Having been so focused on graduating high school, I had not given myself the chance to create goals past me graduating high school. This led to me being caught off guard when asked the question, “What is your goal in life?” Although I have been asked this question multiple times in my high school career, now having graduated, the question felt new, like someone had changed it around or like something I have never heard before. Logically speaking, the question had not changed. Instead, I had changed.
In the past, I would always respond by saying, “my goal is to graduate high school.” Now that I have achieved my goal, I no longer know how to answer this question.
“Goal in LIFE,” what does that even mean? It’s as if everyone was expected to know exactly what they want for their future. Also, why does the goal have to be for life?
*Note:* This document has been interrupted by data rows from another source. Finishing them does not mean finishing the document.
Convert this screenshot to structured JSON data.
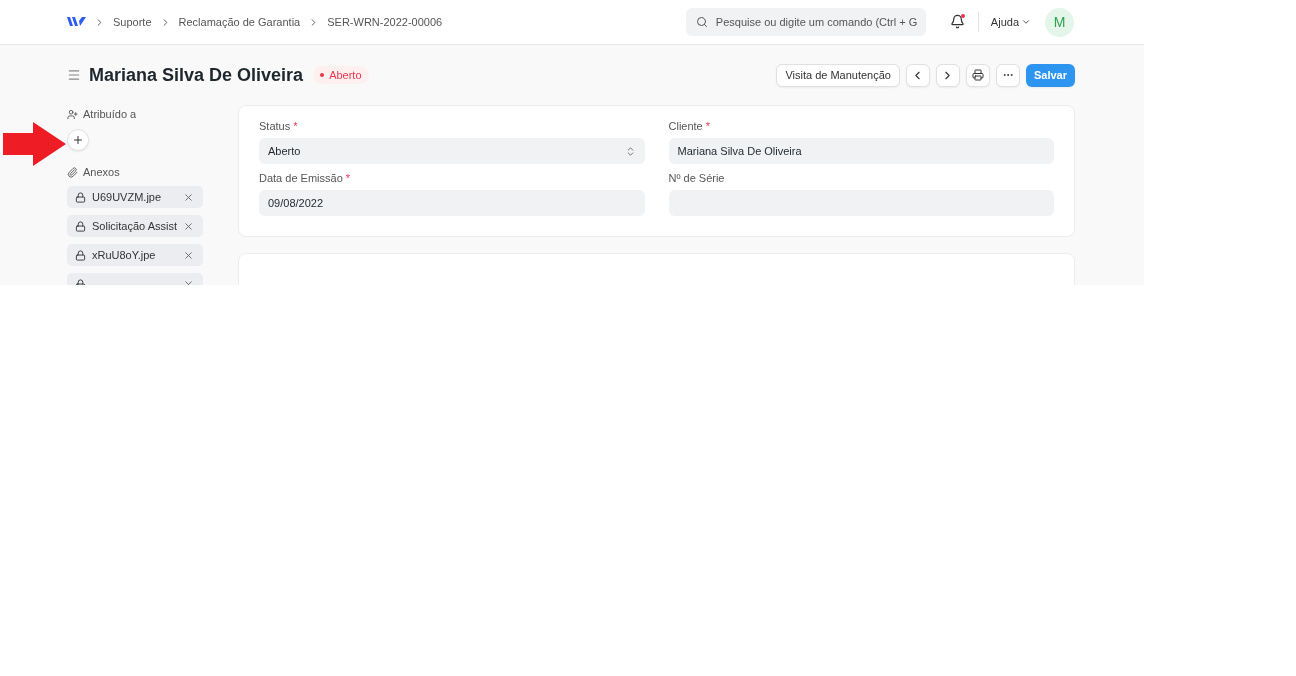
{
  "breadcrumbs": [
    "Suporte",
    "Reclamação de Garantia",
    "SER-WRN-2022-00006"
  ],
  "search": {
    "placeholder": "Pesquise ou digite um comando (Ctrl + G"
  },
  "notifications": {
    "unread": true
  },
  "help": {
    "label": "Ajuda"
  },
  "avatar": {
    "initial": "M"
  },
  "title": "Mariana Silva De Oliveira",
  "status": {
    "label": "Aberto",
    "color": "#e5384f"
  },
  "actions": [
    {
      "kind": "text",
      "label": "Visita de Manutenção"
    },
    {
      "kind": "prev"
    },
    {
      "kind": "next"
    },
    {
      "kind": "print"
    },
    {
      "kind": "more"
    },
    {
      "kind": "primary",
      "label": "Salvar"
    }
  ],
  "sidebar": {
    "assigned_label": "Atribuído a",
    "attachments_label": "Anexos",
    "attachments": [
      {
        "kind": "file",
        "name": "U69UVZM.jpe"
      },
      {
        "kind": "file",
        "name": "Solicitação Assist"
      },
      {
        "kind": "file",
        "name": "xRuU8oY.jpe"
      },
      {
        "kind": "cut"
      }
    ]
  },
  "fields": [
    {
      "label": "Status",
      "required_mark": "*",
      "kind": "select",
      "value": "Aberto"
    },
    {
      "label": "Cliente",
      "required_mark": "*",
      "kind": "text",
      "value": "Mariana Silva De Oliveira"
    },
    {
      "label": "Data de Emissão",
      "required_mark": "*",
      "kind": "text",
      "value": "09/08/2022"
    },
    {
      "label": "Nº de Série",
      "kind": "text"
    }
  ],
  "annotation": {
    "kind": "arrow"
  }
}
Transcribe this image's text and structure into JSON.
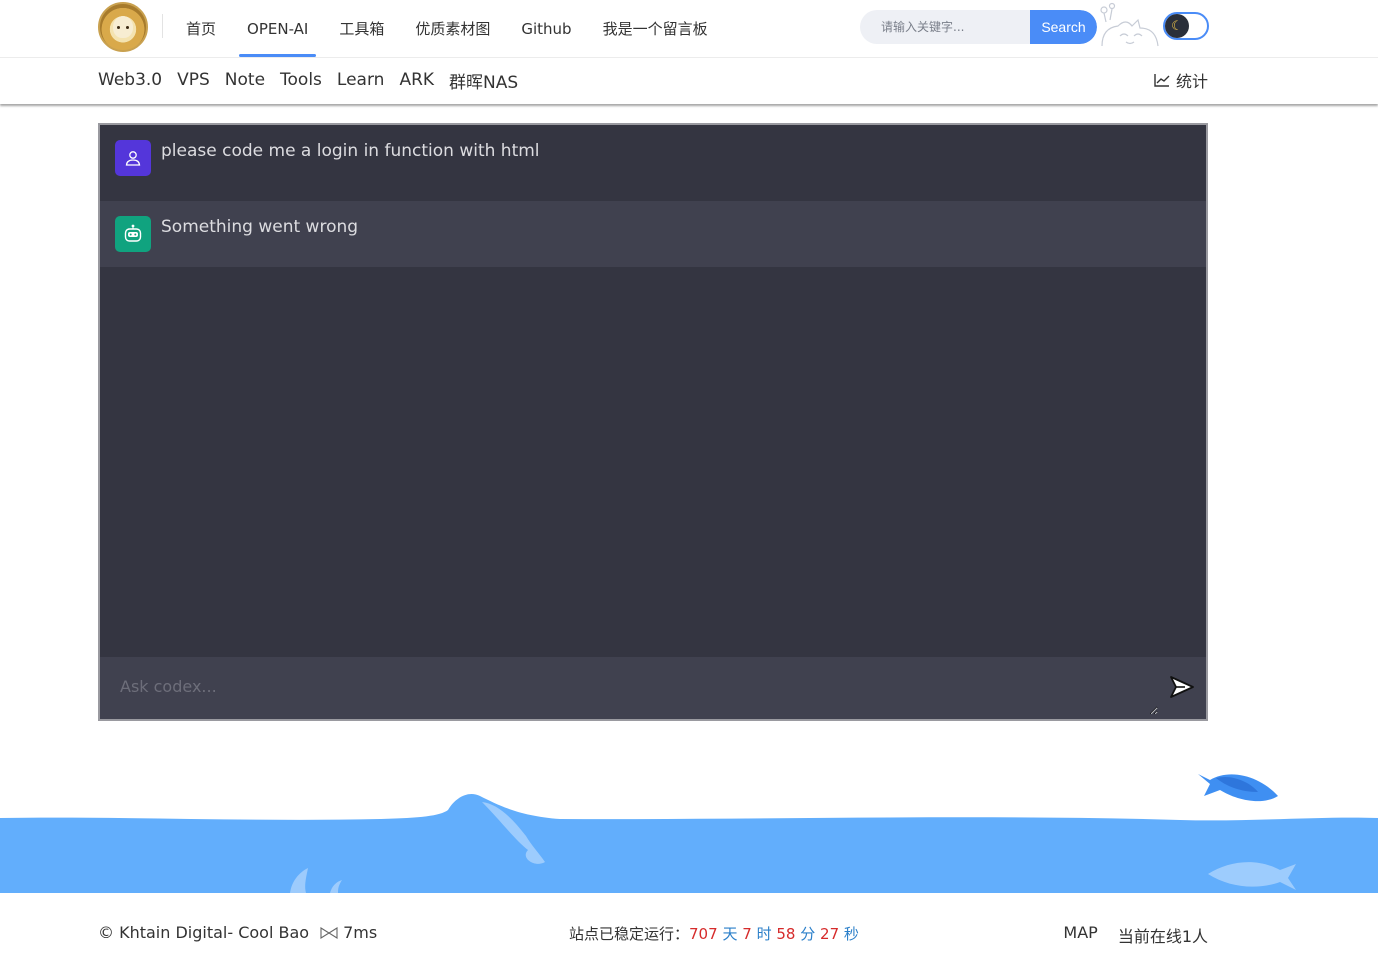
{
  "header": {
    "nav": [
      "首页",
      "OPEN-AI",
      "工具箱",
      "优质素材图",
      "Github",
      "我是一个留言板"
    ],
    "active_index": 1,
    "search": {
      "placeholder": "请输入关键字...",
      "button": "Search"
    },
    "theme_toggle_icon": "moon-icon"
  },
  "subnav": {
    "items": [
      "Web3.0",
      "VPS",
      "Note",
      "Tools",
      "Learn",
      "ARK",
      "群晖NAS"
    ],
    "stats_label": "统计"
  },
  "chat": {
    "messages": [
      {
        "role": "user",
        "text": "please code me a login in function with html"
      },
      {
        "role": "bot",
        "text": "Something went wrong"
      }
    ],
    "input_placeholder": "Ask codex...",
    "colors": {
      "panel": "#343541",
      "bot_row": "#40414f",
      "user_avatar": "#5436da",
      "bot_avatar": "#10a37f"
    }
  },
  "footer": {
    "copyright": "© Khtain Digital- Cool Bao",
    "speed": "7ms",
    "uptime_label": "站点已稳定运行：",
    "uptime": {
      "days": "707",
      "d_unit": "天",
      "hours": "7",
      "h_unit": "时",
      "minutes": "58",
      "m_unit": "分",
      "seconds": "27",
      "s_unit": "秒"
    },
    "map": "MAP",
    "online": "当前在线1人"
  },
  "colors": {
    "accent": "#4a8cf7",
    "water": "#62aefc"
  }
}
Why can’t goals simply be something simple, like eating chocolate ice cream on a hot summer day? Is simply existing not good enough?
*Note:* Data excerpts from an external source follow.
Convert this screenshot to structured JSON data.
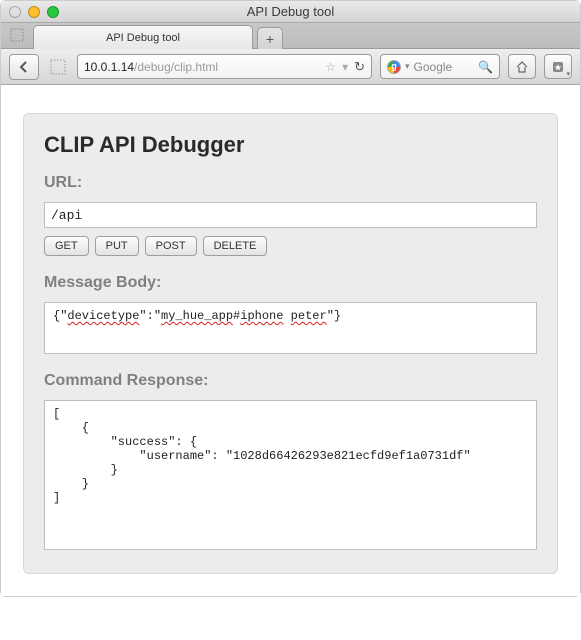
{
  "window": {
    "title": "API Debug tool",
    "traffic": {
      "close": "#ff5f57",
      "min": "#ffbd2e",
      "max": "#28c840"
    }
  },
  "tabs": {
    "active": {
      "label": "API Debug tool"
    }
  },
  "toolbar": {
    "address": {
      "host": "10.0.1.14",
      "path": "/debug/clip.html"
    },
    "search": {
      "placeholder": "Google"
    }
  },
  "panel": {
    "title": "CLIP API Debugger",
    "url": {
      "label": "URL:",
      "value": "/api"
    },
    "buttons": {
      "get": "GET",
      "put": "PUT",
      "post": "POST",
      "delete": "DELETE"
    },
    "body": {
      "label": "Message Body:",
      "value": "{\"devicetype\":\"my_hue_app#iphone peter\"}"
    },
    "response": {
      "label": "Command Response:",
      "value": "[\n    {\n        \"success\": {\n            \"username\": \"1028d66426293e821ecfd9ef1a0731df\"\n        }\n    }\n]"
    }
  }
}
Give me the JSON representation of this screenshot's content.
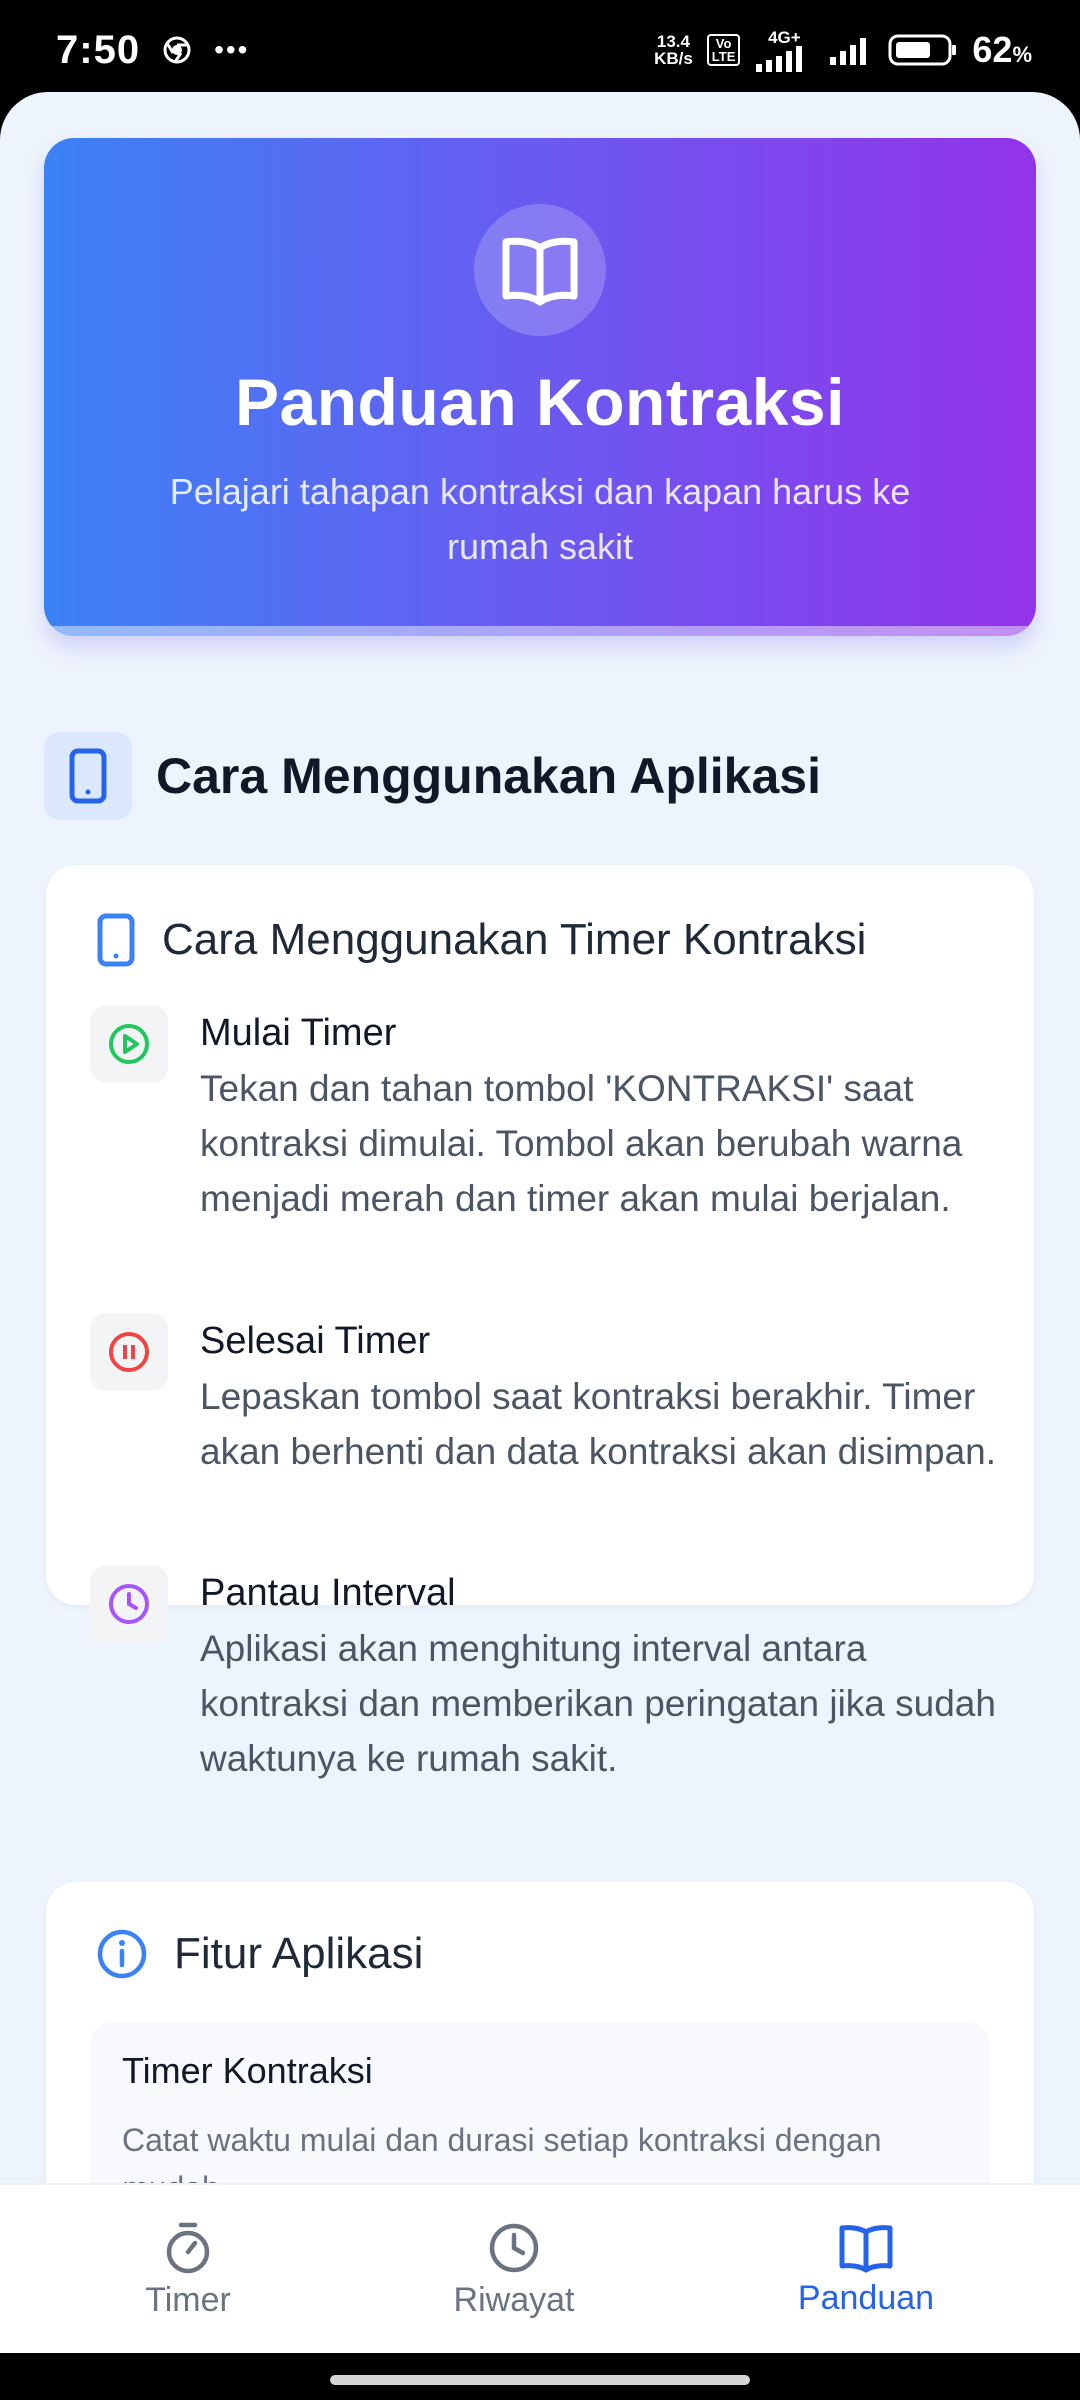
{
  "status_bar": {
    "time": "7:50",
    "more": "•••",
    "net_speed_value": "13.4",
    "net_speed_unit": "KB/s",
    "volte_top": "Vo",
    "volte_bottom": "LTE",
    "network": "4G+",
    "battery_percent": "62",
    "battery_unit": "%"
  },
  "hero": {
    "title": "Panduan Kontraksi",
    "subtitle": "Pelajari tahapan kontraksi dan kapan harus ke rumah sakit"
  },
  "usage_section": {
    "title": "Cara Menggunakan Aplikasi",
    "card_title": "Cara Menggunakan Timer Kontraksi",
    "steps": [
      {
        "title": "Mulai Timer",
        "desc": "Tekan dan tahan tombol 'KONTRAKSI' saat kontraksi dimulai. Tombol akan berubah warna menjadi merah dan timer akan mulai berjalan.",
        "icon": "play-circle-icon",
        "color": "#22c55e"
      },
      {
        "title": "Selesai Timer",
        "desc": "Lepaskan tombol saat kontraksi berakhir. Timer akan berhenti dan data kontraksi akan disimpan.",
        "icon": "pause-circle-icon",
        "color": "#ef4444"
      },
      {
        "title": "Pantau Interval",
        "desc": "Aplikasi akan menghitung interval antara kontraksi dan memberikan peringatan jika sudah waktunya ke rumah sakit.",
        "icon": "clock-icon",
        "color": "#a855f7"
      }
    ]
  },
  "features_card": {
    "title": "Fitur Aplikasi",
    "items": [
      {
        "title": "Timer Kontraksi",
        "desc": "Catat waktu mulai dan durasi setiap kontraksi dengan mudah"
      }
    ]
  },
  "bottom_nav": {
    "items": [
      {
        "label": "Timer",
        "icon": "stopwatch-icon",
        "active": false
      },
      {
        "label": "Riwayat",
        "icon": "clock-icon",
        "active": false
      },
      {
        "label": "Panduan",
        "icon": "book-open-icon",
        "active": true
      }
    ]
  },
  "colors": {
    "accent": "#2563eb",
    "hero_gradient_start": "#3b82f6",
    "hero_gradient_end": "#9333ea",
    "background": "#eef4fd"
  }
}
While most people around me had future goals like becoming a doctor or the next president of the United States, I had only planned out my life for the next few months. So naturally, I decided to take the next expected step after graduating, which is to attend college, but these plans were not necessarily goals or dreams of mine. It felt as if I was missing something that everyone else had: another goal after high school.
Like a true journalist, I had to find a conclusion or explanation for feeling so lost in my goals and dreams. There had to be a reasoning behind this, right?
Not surprisingly, my investigation only lasted a week. Deep down, I knew that it wasn’t something that could be easily cured or solved. Instead, I have decided to change my mindset concerning goals.
Viewing dreams as something interchangeable and not set in stone helped me realize that not everyone has goals or needs to create one in order to feel validated in what they want to do in the future.
While goals/dreams can inspire people to better themselves, they can also create a restraint on many young people like myself. Where the only thing we look forward to is completing our dreams. Only limiting our life down to goals and dreams can stop us from taking in what is around us, like the present day and in the end, can leave us with the feeling of being lost and even regret, like missing out on being youthful and spending time with those we love.
It’s ok not to have goals for the future, or your goals only be for an hour, day, or year. There is no need to plan the future when we still are living in the present. Just being here, in the now, is more than enough.